AI and ML represent only a fraction of this percentage, which is still difficult to quantify. The only certainty is that, with their now exponential deployment, they will have an increasing weight in total emissions, particularly in countries where the electricity mix remains highly carbon-intensive.

Short-term applications of AI: not necessarily without risks

Many scientists are already working on AI applications in areas such as ecology, climate research and sustainability. In some applications, AI promises to make a positive contribution. In others, AI could do harm or, at the very least, disappoint. Here are 3 examples from a growing list of applications.

In the energy sector, AI should considerably improve forecasting models for both electricity demand and production. At a time when the increasing integration of intermittent renewable production capacities is making electricity grids more difficult to control, AI algorithms will play a considerable role in the management and optimisation of electricity grids. AI will play a positive role here.

In the same way that it will help to optimise the operation of an electricity network, AI will also help oil companies to analyse seismic data more effectively and thus increase their production of hydrocarbons. For this application, the consequences for the climate could be very negative.

When it comes to modelling the climate and assessing the changes underway, AI could prove disappointing. AI climate models analyse historical data to produce their forecasts. However, current climatic phenomena seem to have no connection with the past, either in terms of their frequency or their severity. In this context, AI forecasts could turn out to be mediocre and fail to alert us before major disasters.

In the longer term, the AI revolution will be what we make of it

Let’s take just one example: the automotive sector. The rise of AI/ML brings us closer every day to the arrival of autonomous vehicles. This is a perfect example of the potential revolutions brought about by these technologies, but also an illustration of the ambiguity of their contribution to the climate. Will autonomous vehicles be the missing link in meeting the challenge of multimodal mobility? Or will they simply be a new development in a system based on individual vehicle ownership?
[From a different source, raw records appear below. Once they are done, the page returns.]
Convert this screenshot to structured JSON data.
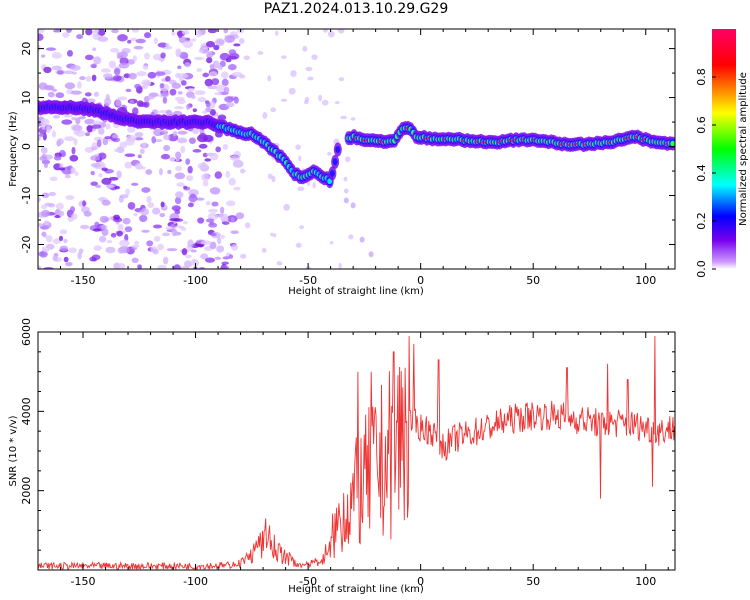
{
  "title": "PAZ1.2024.013.10.29.G29",
  "chart_data": [
    {
      "type": "heatmap",
      "xlabel": "Height of straight line (km)",
      "ylabel": "Frequency (Hz)",
      "xlim": [
        -170,
        113
      ],
      "ylim": [
        -25,
        24
      ],
      "xticks": [
        -150,
        -100,
        -50,
        0,
        50,
        100
      ],
      "yticks": [
        -20,
        -10,
        0,
        10,
        20
      ],
      "ridge": [
        [
          -168,
          8
        ],
        [
          -155,
          8
        ],
        [
          -145,
          7.5
        ],
        [
          -135,
          6
        ],
        [
          -125,
          5
        ],
        [
          -115,
          5
        ],
        [
          -105,
          5
        ],
        [
          -95,
          5
        ],
        [
          -88,
          4
        ],
        [
          -82,
          3
        ],
        [
          -75,
          2.5
        ],
        [
          -70,
          1
        ],
        [
          -65,
          -1
        ],
        [
          -60,
          -3
        ],
        [
          -56,
          -5.5
        ],
        [
          -52,
          -6.5
        ],
        [
          -48,
          -5
        ],
        [
          -44,
          -6
        ],
        [
          -40,
          -7
        ],
        [
          -36,
          1
        ],
        [
          -30,
          2
        ],
        [
          -20,
          1
        ],
        [
          -12,
          1
        ],
        [
          -8,
          3.5
        ],
        [
          -5,
          4
        ],
        [
          -2,
          2
        ],
        [
          5,
          1.5
        ],
        [
          15,
          1.5
        ],
        [
          25,
          1
        ],
        [
          35,
          1
        ],
        [
          45,
          1.5
        ],
        [
          55,
          1
        ],
        [
          65,
          0.5
        ],
        [
          75,
          0.5
        ],
        [
          85,
          1
        ],
        [
          95,
          2
        ],
        [
          103,
          1
        ],
        [
          110,
          0.5
        ]
      ],
      "colorbar": {
        "label": "Normalized spectral amplitude",
        "ticks": [
          0.0,
          0.2,
          0.4,
          0.6,
          0.8
        ],
        "tick_labels": [
          "0.0",
          "0.2",
          "0.4",
          "0.6",
          "0.8"
        ],
        "range": [
          0,
          1
        ],
        "colors": [
          "#ffffff",
          "#cc99ff",
          "#7700ee",
          "#0000ff",
          "#00ffff",
          "#00ff00",
          "#ffff00",
          "#ff0000",
          "#ff0066"
        ]
      }
    },
    {
      "type": "line",
      "xlabel": "Height of straight line (km)",
      "ylabel": "SNR (10 * v/v)",
      "xlim": [
        -170,
        113
      ],
      "ylim": [
        0,
        6000
      ],
      "xticks": [
        -150,
        -100,
        -50,
        0,
        50,
        100
      ],
      "yticks": [
        2000,
        4000,
        6000
      ],
      "color": "#ee3333",
      "envelope": [
        [
          -170,
          100
        ],
        [
          -100,
          100
        ],
        [
          -85,
          120
        ],
        [
          -78,
          300
        ],
        [
          -72,
          700
        ],
        [
          -68,
          1100
        ],
        [
          -65,
          700
        ],
        [
          -60,
          400
        ],
        [
          -55,
          200
        ],
        [
          -50,
          150
        ],
        [
          -45,
          300
        ],
        [
          -40,
          700
        ],
        [
          -35,
          1400
        ],
        [
          -30,
          1800
        ],
        [
          -25,
          2200
        ],
        [
          -20,
          2600
        ],
        [
          -15,
          2800
        ],
        [
          -10,
          3300
        ],
        [
          -5,
          3800
        ],
        [
          0,
          3600
        ],
        [
          5,
          3500
        ],
        [
          10,
          3100
        ],
        [
          15,
          3300
        ],
        [
          20,
          3400
        ],
        [
          30,
          3600
        ],
        [
          40,
          3800
        ],
        [
          50,
          3900
        ],
        [
          60,
          3900
        ],
        [
          70,
          3800
        ],
        [
          80,
          3700
        ],
        [
          90,
          3700
        ],
        [
          100,
          3600
        ],
        [
          106,
          3500
        ],
        [
          113,
          3600
        ]
      ],
      "spikes": [
        [
          -3,
          5700
        ],
        [
          -28,
          5000
        ],
        [
          -22,
          5000
        ],
        [
          -12,
          5500
        ],
        [
          -7,
          5100
        ],
        [
          8,
          5300
        ],
        [
          65,
          5100
        ],
        [
          83,
          5200
        ],
        [
          92,
          4800
        ],
        [
          104,
          5900
        ],
        [
          80,
          1800
        ],
        [
          103,
          2100
        ]
      ]
    }
  ]
}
A blockbuster this summer delivered a Hollywood version of Robert Oppenheimer’s story. Nuclear power is the historic and probably unsurpassable example of the abysmal gap between ‘good’ and ‘bad’ use of a technology. We have no doubt that AI has the potential to cause a real ecological disaster. We therefore believe that it is vital to provide a framework for the development of this young industry, through constraint and regulation if necessary, in order to bring it into line with our ambitions in the fight against global warming.